When applied to "sexting" cases, that also leaves prosecutors like Skumanick far too much leeway—enough, for example, for him to believe he can prosecute a girl photographed in a bikini because he finds the photo uncomfortably "provocative." But even when "sexted" photos are unquestionably explicit, there's no justification for criminal charges. Even the deterrent argument falls flat. Despite these high-profile cases, threats of prosecution, and public service announcements on MTV, surveys suggest that about 20-25 percent of young people college-aged and younger have taken or sent sent explicit photos of themselves. That number is rising, not falling.

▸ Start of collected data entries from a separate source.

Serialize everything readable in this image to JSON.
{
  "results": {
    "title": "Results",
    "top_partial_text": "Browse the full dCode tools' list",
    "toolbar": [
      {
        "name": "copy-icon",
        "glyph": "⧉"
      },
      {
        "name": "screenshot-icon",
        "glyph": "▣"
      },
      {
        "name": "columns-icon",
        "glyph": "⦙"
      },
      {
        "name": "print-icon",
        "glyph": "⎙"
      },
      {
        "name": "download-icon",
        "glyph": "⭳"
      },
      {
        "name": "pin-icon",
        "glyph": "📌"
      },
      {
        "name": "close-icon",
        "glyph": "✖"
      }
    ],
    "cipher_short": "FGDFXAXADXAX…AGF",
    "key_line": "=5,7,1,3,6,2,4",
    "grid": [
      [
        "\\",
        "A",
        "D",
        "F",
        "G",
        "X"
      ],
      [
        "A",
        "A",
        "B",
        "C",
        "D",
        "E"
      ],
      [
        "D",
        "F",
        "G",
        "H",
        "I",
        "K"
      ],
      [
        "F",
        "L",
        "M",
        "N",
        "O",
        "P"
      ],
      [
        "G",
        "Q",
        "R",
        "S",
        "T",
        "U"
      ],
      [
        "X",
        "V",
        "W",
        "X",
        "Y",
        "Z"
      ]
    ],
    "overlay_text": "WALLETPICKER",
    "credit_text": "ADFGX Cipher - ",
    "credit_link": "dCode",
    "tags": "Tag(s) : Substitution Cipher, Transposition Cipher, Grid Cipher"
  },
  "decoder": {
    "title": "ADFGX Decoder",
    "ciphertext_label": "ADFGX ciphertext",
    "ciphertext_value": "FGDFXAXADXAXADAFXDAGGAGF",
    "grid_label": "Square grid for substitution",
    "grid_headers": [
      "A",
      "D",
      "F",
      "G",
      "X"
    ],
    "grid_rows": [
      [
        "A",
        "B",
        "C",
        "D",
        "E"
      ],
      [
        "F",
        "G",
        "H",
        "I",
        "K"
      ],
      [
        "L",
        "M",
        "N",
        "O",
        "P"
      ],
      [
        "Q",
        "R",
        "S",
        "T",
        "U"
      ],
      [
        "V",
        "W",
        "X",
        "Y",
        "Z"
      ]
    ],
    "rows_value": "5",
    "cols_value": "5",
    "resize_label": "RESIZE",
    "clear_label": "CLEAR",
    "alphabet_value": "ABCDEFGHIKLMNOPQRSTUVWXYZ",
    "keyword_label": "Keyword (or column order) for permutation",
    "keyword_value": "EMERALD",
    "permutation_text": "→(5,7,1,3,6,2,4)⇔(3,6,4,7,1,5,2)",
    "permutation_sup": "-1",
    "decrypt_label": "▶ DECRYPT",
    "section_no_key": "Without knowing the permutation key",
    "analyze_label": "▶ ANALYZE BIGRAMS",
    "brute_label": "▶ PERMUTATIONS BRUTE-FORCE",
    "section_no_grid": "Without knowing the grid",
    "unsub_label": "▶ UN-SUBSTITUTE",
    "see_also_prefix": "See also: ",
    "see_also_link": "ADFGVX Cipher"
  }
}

The root disconnect, here, is that the law treats pre-pubescent sex crimes on par with crimes related to teenagers who are sexually mature. Fact is, teenagers become sexually mature years before it's socially or legally permissible to think about them that way. That they're then having sex is nothing new. Nor is the fact that teens make rash, emotional, spur-of-the-moment decisions. What's new is that they're able to document it all in ways that can quickly escape their control. What they need after the fact are responsible adults who can walk them through a poor decision, appropriately reprimand or punish them if necessary, but all while keeping things in perspective, and minimizing the long-term consequences for the teen. Dumping the kid into the criminal justice system has all the subtlety and precision of dropping an anvil on the problem from 40 stories above.

Radley Balko is a senior editor at Reason magazine.